Additionally, the Department of Commerce now reviews on a case-by-case basis applications to export and reexport items to Cuban state-owned enterprises and agencies of the Cuban government that provide goods and services to the Cuban people, as long as those exports and reexports are made for the purpose of meeting the needs of the Cuban people. The policy applies to items used for the following activities:

  • Agricultural production;
  • Artistic endeavors;
  • Education;
  • Food processing;
  • Disaster preparedness, relief, and response;
  • Public health and sanitation;
  • Residential construction and renovation;
  • Public transportation;
  • Construction of public infrastructure facilities; and
  • Sale by wholesalers or retailers for domestic consumption by the Cuban people.
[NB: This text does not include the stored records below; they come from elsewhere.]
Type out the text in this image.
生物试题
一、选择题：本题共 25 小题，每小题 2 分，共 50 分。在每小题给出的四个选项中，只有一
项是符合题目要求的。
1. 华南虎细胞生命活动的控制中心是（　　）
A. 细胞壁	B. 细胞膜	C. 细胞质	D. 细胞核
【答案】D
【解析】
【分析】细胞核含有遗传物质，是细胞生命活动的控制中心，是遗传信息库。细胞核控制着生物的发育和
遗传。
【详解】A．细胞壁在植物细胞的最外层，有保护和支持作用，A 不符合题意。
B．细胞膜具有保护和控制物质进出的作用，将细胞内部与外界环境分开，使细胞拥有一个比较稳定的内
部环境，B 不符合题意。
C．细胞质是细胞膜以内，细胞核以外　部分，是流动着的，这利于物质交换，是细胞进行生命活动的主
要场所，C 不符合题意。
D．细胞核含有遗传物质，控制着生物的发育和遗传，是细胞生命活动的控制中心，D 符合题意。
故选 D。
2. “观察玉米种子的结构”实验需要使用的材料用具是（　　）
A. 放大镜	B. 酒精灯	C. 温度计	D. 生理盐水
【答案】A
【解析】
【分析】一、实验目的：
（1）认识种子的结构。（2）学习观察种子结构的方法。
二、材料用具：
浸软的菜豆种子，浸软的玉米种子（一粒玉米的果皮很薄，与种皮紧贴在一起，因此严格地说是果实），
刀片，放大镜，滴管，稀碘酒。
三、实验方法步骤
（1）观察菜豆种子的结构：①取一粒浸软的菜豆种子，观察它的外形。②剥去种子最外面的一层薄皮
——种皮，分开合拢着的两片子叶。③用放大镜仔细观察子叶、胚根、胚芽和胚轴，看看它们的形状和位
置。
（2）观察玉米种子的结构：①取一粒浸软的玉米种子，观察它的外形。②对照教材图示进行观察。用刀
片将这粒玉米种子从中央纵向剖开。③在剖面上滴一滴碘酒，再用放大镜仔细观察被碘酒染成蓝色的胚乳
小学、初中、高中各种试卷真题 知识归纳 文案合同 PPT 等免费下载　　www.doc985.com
The change is notable in that U.S. regulations now recognize the possibility, subject to review on a case-by-case basis, of U.S. persons doing business directly with state-owned enterprises and agencies of the Cuban government.

Recognizing the Limitations of Permissible Cuba Activities

U.S. businesses and individuals interested in pursuing opportunities in Cuba should continue to exercise caution and carefully review the sanctions and export provisions to determine whether proposed activities are in fact permissible. It will be critical for U.S. persons doing business with Cuba to consult with their counsel regarding implementing sanctions and export compliance programs to avoid even inadvertent violations of the relevant laws. It is important to remember that while the amendments of Jan. 27, 2016, Sept. 21, 2015, and Jan. 16, 2015, do ease certain restrictions on Cuba, significant sanctions and export controls remain in place.